Die Aufnahme in die Spezialitätenliste ist ein eigenes Verwaltungsverfahren beim BAG, das nach der Swissmedic-Zulassung beginnt. Die Zulassungsinhaberin reicht ein Preis- und Nutzendossier ein, die EAK beurteilt es, und das BAG entscheidet mit Verfügung über Aufnahme, Preis und Limitation. Erst die Monatspublikation macht den Eintrag wirksam.
Die Reihenfolge: zuerst Zulassung, dann Vergütung
Ohne Swissmedic-Zulassung nach dem Heilmittelgesetz gibt es keine Aufnahme. Erst danach prüft das BAG Wirksamkeit, Zweckmässigkeit und Wirtschaftlichkeit nach Art. 65 KVV. In der Praxis wird das Preisdossier parallel zum laufenden Zulassungsverfahren vorbereitet und unmittelbar nach dem Entscheid eingereicht, damit keine Zeit verloren geht.

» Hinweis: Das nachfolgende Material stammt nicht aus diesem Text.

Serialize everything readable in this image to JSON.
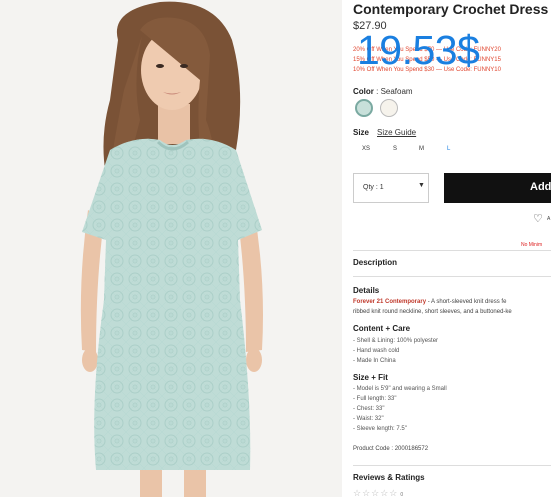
{
  "product": {
    "title": "Contemporary Crochet Dress",
    "price": "$27.90",
    "overlay_price": "19.53$",
    "promos": [
      "20% Off When You Spend $70 — Use Code: FUNNY20",
      "15% Off When You Spend $50 — Use Code: FUNNY15",
      "10% Off When You Spend $30 — Use Code: FUNNY10"
    ],
    "color_label": "Color",
    "color_value": ": Seafoam",
    "colors": [
      {
        "name": "Seafoam",
        "hex": "#c8e0da",
        "selected": true
      },
      {
        "name": "Cream",
        "hex": "#f6f3ec",
        "selected": false
      }
    ],
    "size_label": "Size",
    "size_guide": "Size Guide",
    "sizes": [
      "XS",
      "S",
      "M",
      "L"
    ],
    "qty_label": "Qty : 1",
    "add_label": "Add",
    "wishlist_label": "A",
    "no_min": "No Minim",
    "description_heading": "Description",
    "details_heading": "Details",
    "details_brand": "Forever 21 Contemporary",
    "details_text_1": " - A short-sleeved knit dress fe",
    "details_text_2": "ribbed knit round neckline, short sleeves, and a buttoned-ke",
    "content_heading": "Content + Care",
    "content_items": [
      "- Shell & Lining: 100% polyester",
      "- Hand wash cold",
      "- Made In China"
    ],
    "fit_heading": "Size + Fit",
    "fit_items": [
      "- Model is 5'9\" and wearing a Small",
      "- Full length: 33\"",
      "- Chest: 33\"",
      "- Waist: 32\"",
      "- Sleeve length: 7.5\""
    ],
    "product_code": "Product Code : 2000186572",
    "reviews_heading": "Reviews & Ratings",
    "stars": "☆☆☆☆☆",
    "review_count": "0"
  },
  "colors": {
    "accent": "#1a7fe0",
    "promo": "#e0452e",
    "brand_red": "#c0392b",
    "dress": "#bfdcd6",
    "button": "#111111"
  }
}
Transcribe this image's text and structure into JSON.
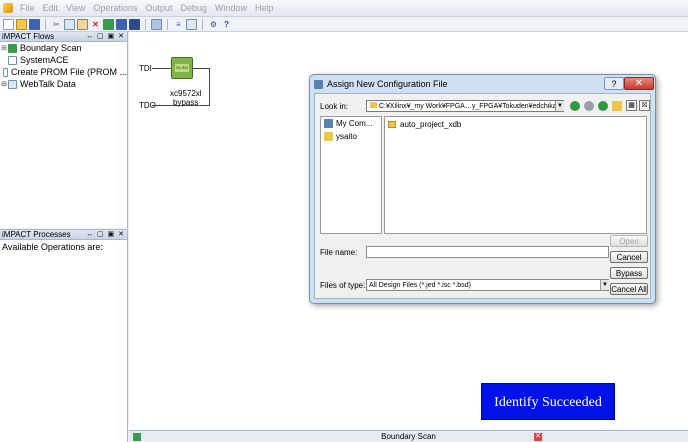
{
  "menu": [
    "File",
    "Edit",
    "View",
    "Operations",
    "Output",
    "Debug",
    "Window",
    "Help"
  ],
  "toolbar_icons": [
    "new-icon",
    "open-icon",
    "save-icon",
    "cut-icon",
    "copy-icon",
    "paste-icon",
    "delete-icon",
    "grid-icon",
    "layout-icon",
    "program-icon",
    "cable-icon",
    "chain-icon",
    "config-icon",
    "settings-icon",
    "help-icon"
  ],
  "flows_panel": {
    "title": "iMPACT Flows",
    "controls": "↔ ▢ ▣ ✕",
    "items": [
      "Boundary Scan",
      "SystemACE",
      "Create PROM File (PROM ...",
      "WebTalk Data"
    ]
  },
  "processes_panel": {
    "title": "iMPACT Processes",
    "controls": "↔ ▢ ▣ ✕",
    "text": "Available Operations are:"
  },
  "canvas": {
    "tdi": "TDI",
    "tdo": "TDO",
    "chip_logo": "XILINX",
    "device_name": "xc9572xl",
    "device_mode": "bypass"
  },
  "bottom_tab": {
    "title": "Boundary Scan"
  },
  "dialog": {
    "title": "Assign New Configuration File",
    "help_label": "?",
    "close_label": "✕",
    "look_in_label": "Look in:",
    "look_in_value": "C:¥Xilinx¥_my Work¥FPGA…y_FPGA¥Tokuden¥edchika",
    "places": [
      "My Com...",
      "ysaito"
    ],
    "files": [
      "auto_project_xdb"
    ],
    "file_name_label": "File name:",
    "file_name_value": "",
    "file_type_label": "Files of type:",
    "file_type_value": "All Design Files (*.jed *.isc *.bsd)",
    "buttons": {
      "open": "Open",
      "cancel": "Cancel",
      "bypass": "Bypass",
      "cancel_all": "Cancel All"
    }
  },
  "status_popup": "Identify Succeeded",
  "colors": {
    "popup_bg": "#0012e8",
    "chip": "#7fb347"
  }
}
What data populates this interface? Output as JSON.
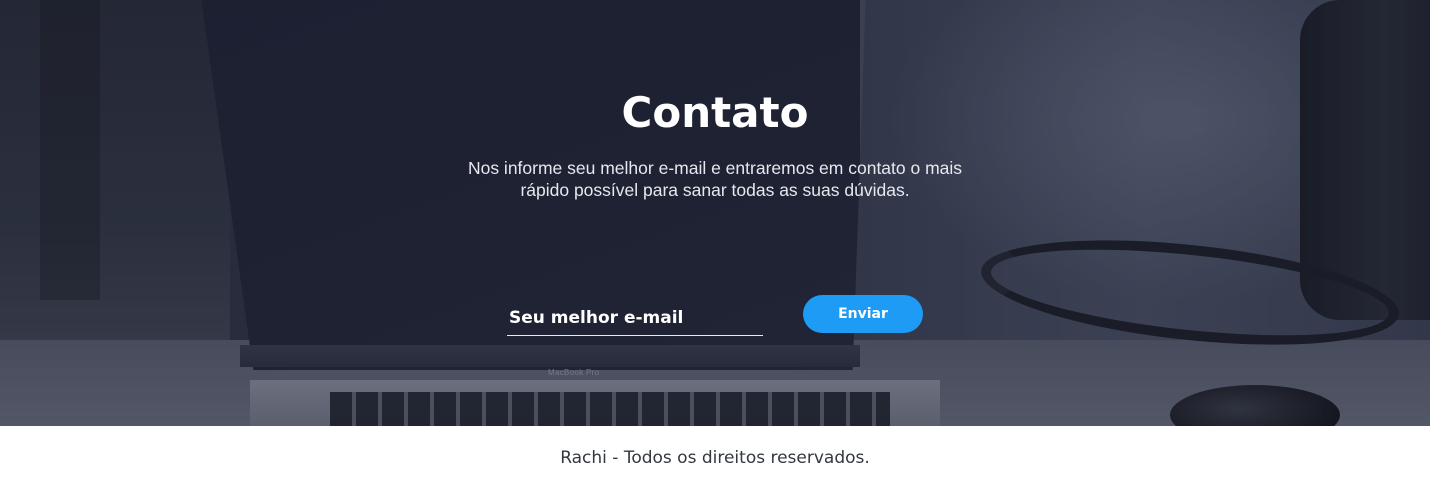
{
  "contact": {
    "title": "Contato",
    "description": "Nos informe seu melhor e-mail e entraremos em contato o mais rápido possível para sanar todas as suas dúvidas.",
    "email_placeholder": "Seu melhor e-mail",
    "submit_label": "Enviar"
  },
  "background": {
    "laptop_brand": "MacBook Pro"
  },
  "footer": {
    "text": "Rachi - Todos os direitos reservados."
  },
  "colors": {
    "accent": "#1e9bf5",
    "footer_text": "#333740"
  }
}
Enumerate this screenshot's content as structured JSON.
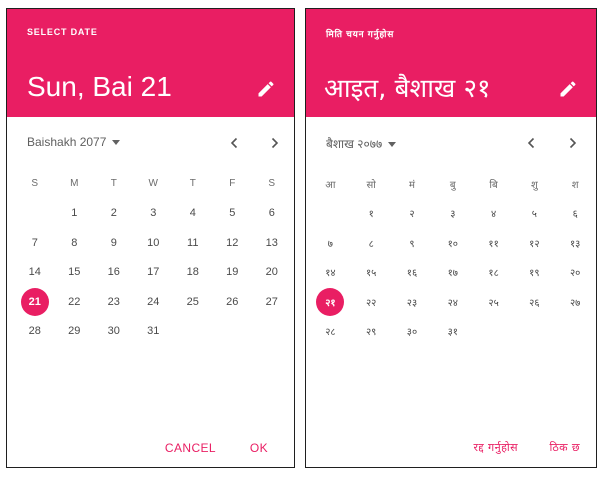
{
  "colors": {
    "accent": "#e91e63",
    "header_text": "#ffffff",
    "day_text": "#4a4a4a"
  },
  "english": {
    "select_label": "SELECT DATE",
    "date_title": "Sun, Bai 21",
    "month_label": "Baishakh 2077",
    "weekdays": [
      "S",
      "M",
      "T",
      "W",
      "T",
      "F",
      "S"
    ],
    "days": [
      "1",
      "2",
      "3",
      "4",
      "5",
      "6",
      "7",
      "8",
      "9",
      "10",
      "11",
      "12",
      "13",
      "14",
      "15",
      "16",
      "17",
      "18",
      "19",
      "20",
      "21",
      "22",
      "23",
      "24",
      "25",
      "26",
      "27",
      "28",
      "29",
      "30",
      "31"
    ],
    "leading_blanks": 1,
    "selected_day": "21",
    "cancel_label": "CANCEL",
    "ok_label": "OK",
    "icons": {
      "edit": "pencil-icon",
      "prev": "chevron-left-icon",
      "next": "chevron-right-icon",
      "dropdown": "caret-down-icon"
    }
  },
  "nepali": {
    "select_label": "मिति चयन गर्नुहोस",
    "date_title": "आइत, बैशाख २१",
    "month_label": "बैशाख २०७७",
    "weekdays": [
      "आ",
      "सो",
      "मं",
      "बु",
      "बि",
      "शु",
      "श"
    ],
    "days": [
      "१",
      "२",
      "३",
      "४",
      "५",
      "६",
      "७",
      "८",
      "९",
      "१०",
      "११",
      "१२",
      "१३",
      "१४",
      "१५",
      "१६",
      "१७",
      "१८",
      "१९",
      "२०",
      "२१",
      "२२",
      "२३",
      "२४",
      "२५",
      "२६",
      "२७",
      "२८",
      "२९",
      "३०",
      "३१"
    ],
    "leading_blanks": 1,
    "selected_day": "२१",
    "cancel_label": "रद्द गर्नुहोस",
    "ok_label": "ठिक छ",
    "icons": {
      "edit": "pencil-icon",
      "prev": "chevron-left-icon",
      "next": "chevron-right-icon",
      "dropdown": "caret-down-icon"
    }
  }
}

Wichtig ist das Zeitfenster: reicht die Zulassungsinhaberin das Gesuch innerhalb von 60 Tagen nach der Zulassung ein, bleibt der Anspruch auf die beschleunigte Behandlung nach Art. 31b KLV gewahrt. Wer später kommt, verliert diesen Vorteil und wartet auf den nächsten ordentlichen Zyklus.
Was das Aufnahmedossier enthalten muss
Das Dossier ist kein Zulassungsdossier. Es besteht aus einem Auslandpreisvergleich gegen die Referenzländer, einem therapeutischen Quervergleich mit Tagestherapiekosten, einer Umsatzschätzung über mehrere Jahre, der genehmigten Fachinformation, dem Preisantrag und, falls beansprucht, der Begründung eines Innovationszuschlags. Es ist ausdrücklich ein Wirtschaftlichkeitsdossier und kein zweites Zulassungsdossier.
- Auslandpreisvergleich: Fabrikabgabepreis-Äquivalente der Referenzländer, Quellen und Stichdatum.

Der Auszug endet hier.